Today I would like to call out Google, and applaud them for continuing to support a wide variety of projects through their innovative Summer of Code micro-funding program.

This will be the third summer Google has offered a $4500 stipend to students willing to work “for free” over a summer on one of more than a hundred qualified projects. They also provide a nominal $500 “mentoring stipend” to the sponsoring project, for each student.

It would be easy to dismiss this is a cheap way for Google to promote development in open source projects from which they take value, while enhancing their reputation among the developer public, and also indoctrinating the loyalty of a bunch of students who will soon be entering the work force.

It is all of those things, but it’s also something wonderful. The list of projects this year number over 130, and the list of students over 900. If you do the math, you realize that Google will spend as much as $4.5 Million on the stipends over those few summer months (the full stipend amount is only paid if the student’s work is deemed “passing” by the mentoring organization). One only needs to look at the breadth of projects being sponsored to realize that while Google may benefit from the net rewards of the program, there are many other organizations and people who benefit as well.

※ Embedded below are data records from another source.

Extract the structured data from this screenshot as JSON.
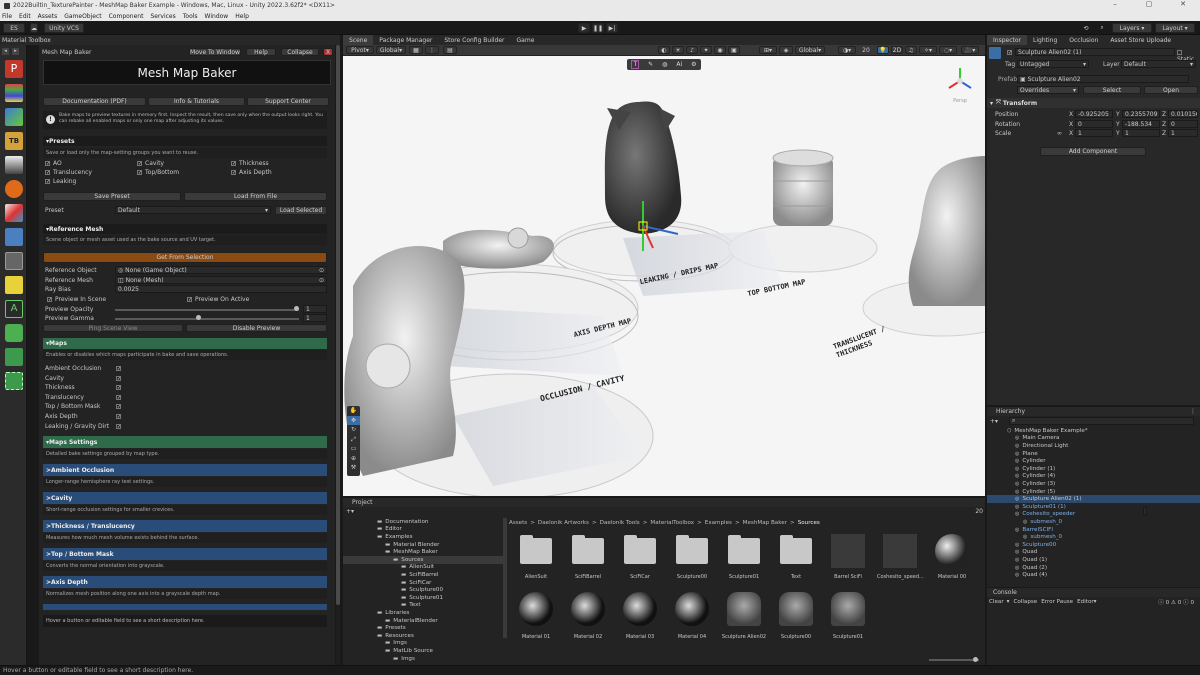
{
  "titlebar": {
    "title": "2022Builtin_TexturePainter - MeshMap Baker Example - Windows, Mac, Linux - Unity 2022.3.62f2* <DX11>"
  },
  "menu": [
    "File",
    "Edit",
    "Assets",
    "GameObject",
    "Component",
    "Services",
    "Tools",
    "Window",
    "Help"
  ],
  "toolbar": {
    "account": "ES",
    "vcs": "Unity VCS",
    "layers": "Layers",
    "layout": "Layout"
  },
  "material_toolbox": {
    "title": "Material Toolbox"
  },
  "mmb": {
    "panel_title": "Mesh Map Baker",
    "move_to_window": "Move To Window",
    "help": "Help",
    "collapse": "Collapse",
    "close": "X",
    "big_title": "Mesh Map Baker",
    "doc": "Documentation (PDF)",
    "info": "Info & Tutorials",
    "support": "Support Center",
    "info_text": "Bake maps to preview textures in memory first. Inspect the result, then save only when the output looks right. You can rebake all enabled maps or only one map after adjusting its values.",
    "presets": {
      "title": "Presets",
      "desc": "Save or load only the map-setting groups you want to reuse.",
      "checks": [
        "AO",
        "Cavity",
        "Thickness",
        "Translucency",
        "Top/Bottom",
        "Axis Depth",
        "Leaking"
      ],
      "save": "Save Preset",
      "load": "Load From File",
      "preset_label": "Preset",
      "preset_value": "Default",
      "load_selected": "Load Selected"
    },
    "ref": {
      "title": "Reference Mesh",
      "desc": "Scene object or mesh asset used as the bake source and UV target.",
      "get": "Get From Selection",
      "obj_label": "Reference Object",
      "obj_value": "None (Game Object)",
      "mesh_label": "Reference Mesh",
      "mesh_value": "None (Mesh)",
      "bias_label": "Ray Bias",
      "bias_value": "0.0025",
      "preview_scene": "Preview In Scene",
      "preview_active": "Preview On Active",
      "opacity_label": "Preview Opacity",
      "opacity_value": "1",
      "opacity_fraction": 1.0,
      "gamma_label": "Preview Gamma",
      "gamma_value": "1",
      "gamma_fraction": 0.45,
      "ping": "Ping Scene View",
      "disable": "Disable Preview"
    },
    "maps": {
      "title": "Maps",
      "desc": "Enables or disables which maps participate in bake and save operations.",
      "items": [
        "Ambient Occlusion",
        "Cavity",
        "Thickness",
        "Translucency",
        "Top / Bottom Mask",
        "Axis Depth",
        "Leaking / Gravity Dirt"
      ]
    },
    "maps_settings": {
      "title": "Maps Settings",
      "desc": "Detailed bake settings grouped by map type."
    },
    "groups": [
      {
        "title": "Ambient Occlusion",
        "desc": "Longer-range hemisphere ray test settings."
      },
      {
        "title": "Cavity",
        "desc": "Short-range occlusion settings for smaller crevices."
      },
      {
        "title": "Thickness / Translucency",
        "desc": "Measures how much mesh volume exists behind the surface."
      },
      {
        "title": "Top / Bottom Mask",
        "desc": "Converts the normal orientation into grayscale."
      },
      {
        "title": "Axis Depth",
        "desc": "Normalizes mesh position along one axis into a grayscale depth map."
      }
    ],
    "footer_hint": "Hover a button or editable field to see a short description here."
  },
  "scene": {
    "tabs": [
      "Scene",
      "Package Manager",
      "Store Config Builder",
      "Game"
    ],
    "pivot": "Pivot",
    "global": "Global",
    "global2": "Global",
    "num": "20",
    "labels": [
      "LEAKING / DRIPS MAP",
      "TOP BOTTOM MAP",
      "AXIS DEPTH MAP",
      "TRANSLUCENT / THICKNESS",
      "OCCLUSION / CAVITY"
    ],
    "persp": "Persp"
  },
  "inspector": {
    "tabs": [
      "Inspector",
      "Lighting",
      "Occlusion",
      "Asset Store Uploade"
    ],
    "name": "Sculpture Alien02 (1)",
    "static": "Static",
    "tag_label": "Tag",
    "tag": "Untagged",
    "layer_label": "Layer",
    "layer": "Default",
    "prefab_label": "Prefab",
    "prefab": "Sculpture Alien02",
    "overrides": "Overrides",
    "select": "Select",
    "open": "Open",
    "transform": "Transform",
    "position": {
      "label": "Position",
      "x": "-0.925205",
      "y": "0.2355709",
      "z": "0.0101561"
    },
    "rotation": {
      "label": "Rotation",
      "x": "0",
      "y": "-188.534",
      "z": "0"
    },
    "scale": {
      "label": "Scale",
      "x": "1",
      "y": "1",
      "z": "1"
    },
    "add_component": "Add Component"
  },
  "hierarchy": {
    "title": "Hierarchy",
    "items": [
      {
        "t": "MeshMap Baker Example*",
        "d": 0,
        "sel": false
      },
      {
        "t": "Main Camera",
        "d": 1,
        "sel": false
      },
      {
        "t": "Directional Light",
        "d": 1,
        "sel": false
      },
      {
        "t": "Plane",
        "d": 1,
        "sel": false
      },
      {
        "t": "Cylinder",
        "d": 1,
        "sel": false
      },
      {
        "t": "Cylinder (1)",
        "d": 1,
        "sel": false
      },
      {
        "t": "Cylinder (4)",
        "d": 1,
        "sel": false
      },
      {
        "t": "Cylinder (3)",
        "d": 1,
        "sel": false
      },
      {
        "t": "Cylinder (5)",
        "d": 1,
        "sel": false
      },
      {
        "t": "Sculpture Alien02 (1)",
        "d": 1,
        "sel": true
      },
      {
        "t": "Sculpture01 (1)",
        "d": 1,
        "sel": false,
        "blue": true
      },
      {
        "t": "Coshesito_speeder",
        "d": 1,
        "sel": false,
        "blue": true
      },
      {
        "t": "submesh_0",
        "d": 2,
        "sel": false,
        "blue": true
      },
      {
        "t": "BarrelSCIFI",
        "d": 1,
        "sel": false,
        "blue": true
      },
      {
        "t": "submesh_0",
        "d": 2,
        "sel": false,
        "blue": true
      },
      {
        "t": "Sculpture00",
        "d": 1,
        "sel": false,
        "blue": true
      },
      {
        "t": "Quad",
        "d": 1,
        "sel": false
      },
      {
        "t": "Quad (1)",
        "d": 1,
        "sel": false
      },
      {
        "t": "Quad (2)",
        "d": 1,
        "sel": false
      },
      {
        "t": "Quad (4)",
        "d": 1,
        "sel": false
      }
    ]
  },
  "console": {
    "title": "Console",
    "clear": "Clear",
    "collapse": "Collapse",
    "error_pause": "Error Pause",
    "editor": "Editor",
    "c1": "0",
    "c2": "0",
    "c3": "0"
  },
  "project": {
    "title": "Project",
    "count": "20",
    "breadcrumb": [
      "Assets",
      "Daelonik Artworks",
      "Daelonik Tools",
      "MaterialToolbox",
      "Examples",
      "MeshMap Baker",
      "Sources"
    ],
    "tree": [
      {
        "t": "Documentation",
        "d": 1
      },
      {
        "t": "Editor",
        "d": 1
      },
      {
        "t": "Examples",
        "d": 1
      },
      {
        "t": "Material Blender",
        "d": 2
      },
      {
        "t": "MeshMap Baker",
        "d": 2
      },
      {
        "t": "Sources",
        "d": 3,
        "sel": true
      },
      {
        "t": "AlienSuit",
        "d": 4
      },
      {
        "t": "SciFiBarrel",
        "d": 4
      },
      {
        "t": "SciFiCar",
        "d": 4
      },
      {
        "t": "Sculpture00",
        "d": 4
      },
      {
        "t": "Sculpture01",
        "d": 4
      },
      {
        "t": "Text",
        "d": 4
      },
      {
        "t": "Libraries",
        "d": 1
      },
      {
        "t": "MaterialBlender",
        "d": 2
      },
      {
        "t": "Presets",
        "d": 1
      },
      {
        "t": "Resources",
        "d": 1
      },
      {
        "t": "Imgs",
        "d": 2
      },
      {
        "t": "MatLib Source",
        "d": 2
      },
      {
        "t": "Imgs",
        "d": 3
      }
    ],
    "row1": [
      "AlienSuit",
      "SciFiBarrel",
      "SciFiCar",
      "Sculpture00",
      "Sculpture01",
      "Text",
      "Barrel SciFi",
      "Coshesito_speed...",
      "Material 00"
    ],
    "row2": [
      "Material 01",
      "Material 02",
      "Material 03",
      "Material 04",
      "Sculpture Alien02",
      "Sculpture00",
      "Sculpture01"
    ]
  },
  "status": {
    "text": "Hover a button or editable field to see a short description here."
  }
}
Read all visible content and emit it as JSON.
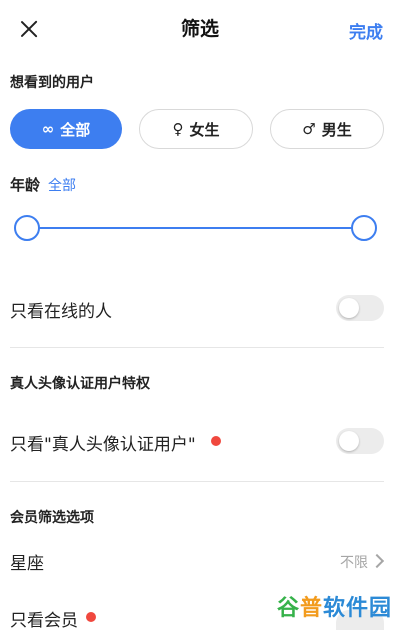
{
  "header": {
    "title": "筛选",
    "done_label": "完成"
  },
  "audience": {
    "heading": "想看到的用户",
    "options": [
      {
        "icon": "∞",
        "label": "全部",
        "selected": true
      },
      {
        "icon": "♀",
        "label": "女生",
        "selected": false
      },
      {
        "icon": "♂",
        "label": "男生",
        "selected": false
      }
    ]
  },
  "age": {
    "label": "年龄",
    "value": "全部"
  },
  "online": {
    "label": "只看在线的人",
    "enabled": false
  },
  "verified": {
    "heading": "真人头像认证用户特权",
    "label": "只看\"真人头像认证用户\"",
    "enabled": false
  },
  "member": {
    "heading": "会员筛选选项",
    "zodiac_label": "星座",
    "zodiac_value": "不限",
    "members_only_label": "只看会员"
  },
  "watermark": {
    "part1": "谷",
    "part2": "普",
    "part3": "软件园"
  },
  "colors": {
    "accent": "#3d7ef0",
    "dot": "#f0483e"
  }
}
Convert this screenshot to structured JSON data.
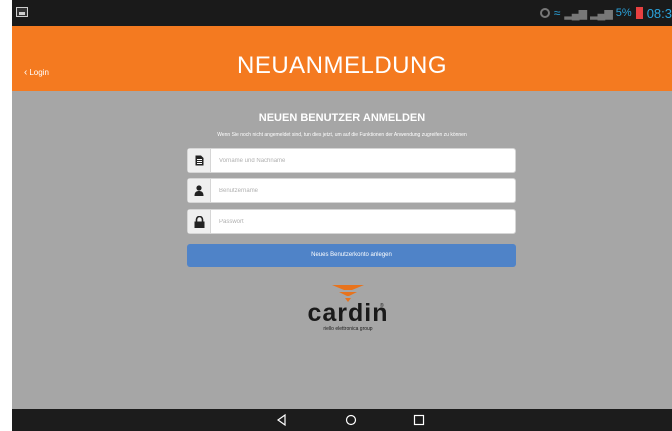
{
  "status_bar": {
    "battery": "5%",
    "time": "08:3"
  },
  "header": {
    "back_label": "Login",
    "title": "NEUANMELDUNG"
  },
  "form": {
    "heading": "NEUEN BENUTZER ANMELDEN",
    "description": "Wenn Sie noch nicht angemeldet sind, tun dies jetzt, um auf die Funktionen der Anwendung zugreifen zu können",
    "fields": [
      {
        "icon": "document-icon",
        "placeholder": "Vorname und Nachname",
        "value": ""
      },
      {
        "icon": "user-icon",
        "placeholder": "Benutzername",
        "value": ""
      },
      {
        "icon": "lock-icon",
        "placeholder": "Passwort",
        "value": ""
      }
    ],
    "submit_label": "Neues Benutzerkonto anlegen"
  },
  "logo": {
    "name": "cardin",
    "tagline": "riello elettronica group"
  },
  "colors": {
    "accent": "#f47a20",
    "button": "#4f83c8",
    "background": "#a6a6a6",
    "status_accent": "#2ba3dc"
  },
  "nav_icons": [
    "back-icon",
    "home-icon",
    "recents-icon"
  ]
}
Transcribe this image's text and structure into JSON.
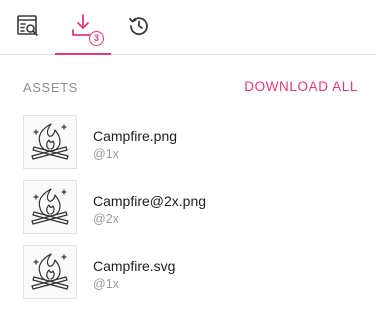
{
  "tabs": [
    {
      "icon": "inspect-icon"
    },
    {
      "icon": "download-icon",
      "badge": "3",
      "active": true
    },
    {
      "icon": "history-icon"
    }
  ],
  "accent_color": "#e2397a",
  "assets_section": {
    "title": "ASSETS",
    "download_all_label": "DOWNLOAD ALL"
  },
  "assets": [
    {
      "name": "Campfire.png",
      "scale": "@1x",
      "thumbnail_icon": "campfire-icon"
    },
    {
      "name": "Campfire@2x.png",
      "scale": "@2x",
      "thumbnail_icon": "campfire-icon"
    },
    {
      "name": "Campfire.svg",
      "scale": "@1x",
      "thumbnail_icon": "campfire-icon"
    }
  ]
}
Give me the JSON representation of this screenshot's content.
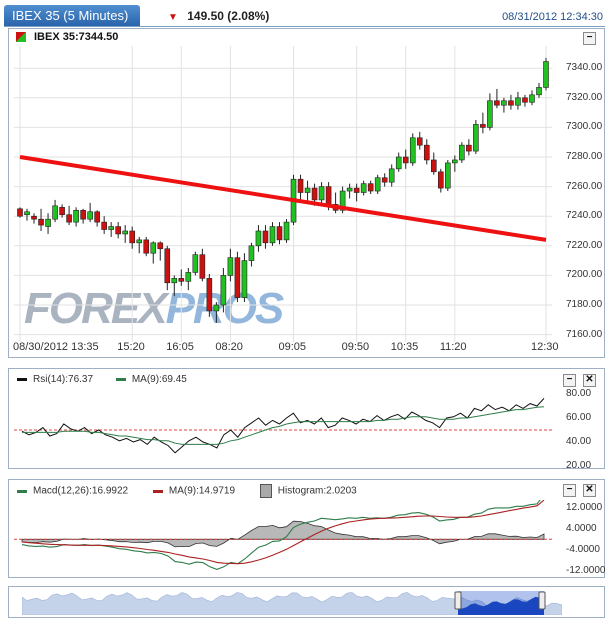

$4.5 Million is a lot of coin, but in the context of the billions in revenue that both come into Google and go out of Google in the form of acquisitions, the money is chump-change. For chump-change, Google realizes it can dramatically affect the development momentum of 130 projects, give 900 students a sense of pride and experience in a team-working environment, and endear the development world to their good deeds. That kind of equation makes this investment a no-brainer for the corporate behemoth.

On a philosophical note, what kinds of cheap yet laudable extravagances can you afford to share with the world? It might be only answering a question on a mailing list, or sharing a bit of tricky source code. Google reminds me that we don’t always have to sacrifice much to benefit much. And our peers will applaud us, too.

6 Responses to “Cheap Yet Laudable Extravagance”

  1. mj Says:

    At the moment we’re still working hard on bringing in the pennies but I’ve told the dev guys that I want to see a list of open source projects that they’ll give 20% of time too. That’s an idea I was fond of and Google showed me the way. We’re only a small company but we can afford 20% projects. (and yes, the devs have to submit their projects for approval. And the product has to be mac compatible (as in running on *n*x and not just Windows). And we have some clauses to do with which of the mny FLOSS licenses it can be under (We’re BSD bigots).

  2. Taybin Says:

    It’s great that there are still companies that are willing to invest in the next generation of programmers.

    And speaking as a mentor last year, it’s a terrific experience for everyone involved.

  3. Elliott Harris Says:

    It really is something special. Not only does it provide us with some very talented people with great ideas, but it really gives us a big drive towards development. It’s something every developer, mentor or not, can really get behind, and definitely brings some inspiration to the whole team.

    Unfortunately, Adium got a little hosed with SoC last year, as two of our big projects were based around Java, and Apple deprecated the bridge, but things are looking very good this year. Hopefully we can integrate and use things more quickly, as we are just getting around to the “SoC 2006″ version of Adium.

    They really have got a wonderful program, and I hope they keep doing it for a long time.

  4. cjwl Says:

    Yea, this is a very cool program, I was hoping to take advantage of it this year for Cocotron but I had to reallocate key personnel to the iPhoneatron project.

  5. Sebastiaan de With Says:

    Oh, I don’t know, offering a free blog redesign? ;)

  6. Jeff Dlouhy Says:

    Definitely a sweet program. By participating in GSoC I’ll be able to contribute to app I really like (Camino), as well being able to hack Obj-C and Cocoa all summer long :-).